In 1998, introducing the first edition of Photo Espaňa, photography occupied a very discreet place in Spanish art. Today, so many festival cycles later, photography has seen an exponential rise in recognition and attention, both by institutions and from the general audience. Perhaps the directors and curators of this 25th anniversary edition could have put more focus on the photographic movements of today. They could also have offered firmer guidance, bridging between eras and movements – as actually is done in the Palacio Real de Madrid/ the Royal Palace of Madrid, where selections of Sebastião Salgado are seen side by side with archival images arriving from the Royal Collections of Patromonio Nacional.

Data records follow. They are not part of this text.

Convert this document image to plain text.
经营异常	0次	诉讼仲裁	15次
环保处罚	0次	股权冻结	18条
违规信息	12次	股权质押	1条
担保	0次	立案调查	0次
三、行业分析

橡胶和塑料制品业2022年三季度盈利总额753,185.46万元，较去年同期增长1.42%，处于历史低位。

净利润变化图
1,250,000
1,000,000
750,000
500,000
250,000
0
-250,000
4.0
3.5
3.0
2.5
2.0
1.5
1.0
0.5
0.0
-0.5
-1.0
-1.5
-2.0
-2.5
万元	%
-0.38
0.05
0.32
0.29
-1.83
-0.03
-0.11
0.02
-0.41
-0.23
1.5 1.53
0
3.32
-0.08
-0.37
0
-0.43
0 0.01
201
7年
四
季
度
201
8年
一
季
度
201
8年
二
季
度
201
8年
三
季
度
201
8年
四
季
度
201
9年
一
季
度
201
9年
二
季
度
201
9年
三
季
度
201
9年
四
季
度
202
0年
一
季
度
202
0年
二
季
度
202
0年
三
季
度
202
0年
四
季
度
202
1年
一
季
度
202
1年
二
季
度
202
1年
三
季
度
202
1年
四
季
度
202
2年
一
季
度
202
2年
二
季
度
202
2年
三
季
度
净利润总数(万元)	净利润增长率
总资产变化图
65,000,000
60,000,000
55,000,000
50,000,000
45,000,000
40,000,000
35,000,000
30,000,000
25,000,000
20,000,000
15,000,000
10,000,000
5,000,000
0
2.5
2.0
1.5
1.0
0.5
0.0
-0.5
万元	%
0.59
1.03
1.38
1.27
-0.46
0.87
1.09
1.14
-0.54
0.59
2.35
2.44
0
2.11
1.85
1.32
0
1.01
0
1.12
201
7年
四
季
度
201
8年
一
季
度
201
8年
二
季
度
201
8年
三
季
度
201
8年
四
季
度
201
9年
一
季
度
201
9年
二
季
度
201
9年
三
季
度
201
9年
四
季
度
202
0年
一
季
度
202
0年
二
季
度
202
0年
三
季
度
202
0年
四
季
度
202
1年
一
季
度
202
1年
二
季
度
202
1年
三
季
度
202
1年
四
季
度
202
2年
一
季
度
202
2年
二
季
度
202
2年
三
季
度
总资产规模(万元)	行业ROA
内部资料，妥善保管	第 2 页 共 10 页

Overall, it can be concluded that PHotoESPAÑA. is not meant to exclusively serve a ‘niche’ audience of ‘photographistas’ and that the festival direction is rather committed to further expanding the goals as set for themselves in its earliest days: broadening the interest in photography in Spain – and giving wider exposure to the local artists of the past and of the present in close collaboration with all sorts of foundations and institutions. This is what they do very well and the city of Madrid has the perfect cultural infrastructure to host the many PHE-exhibitions on offer this summer.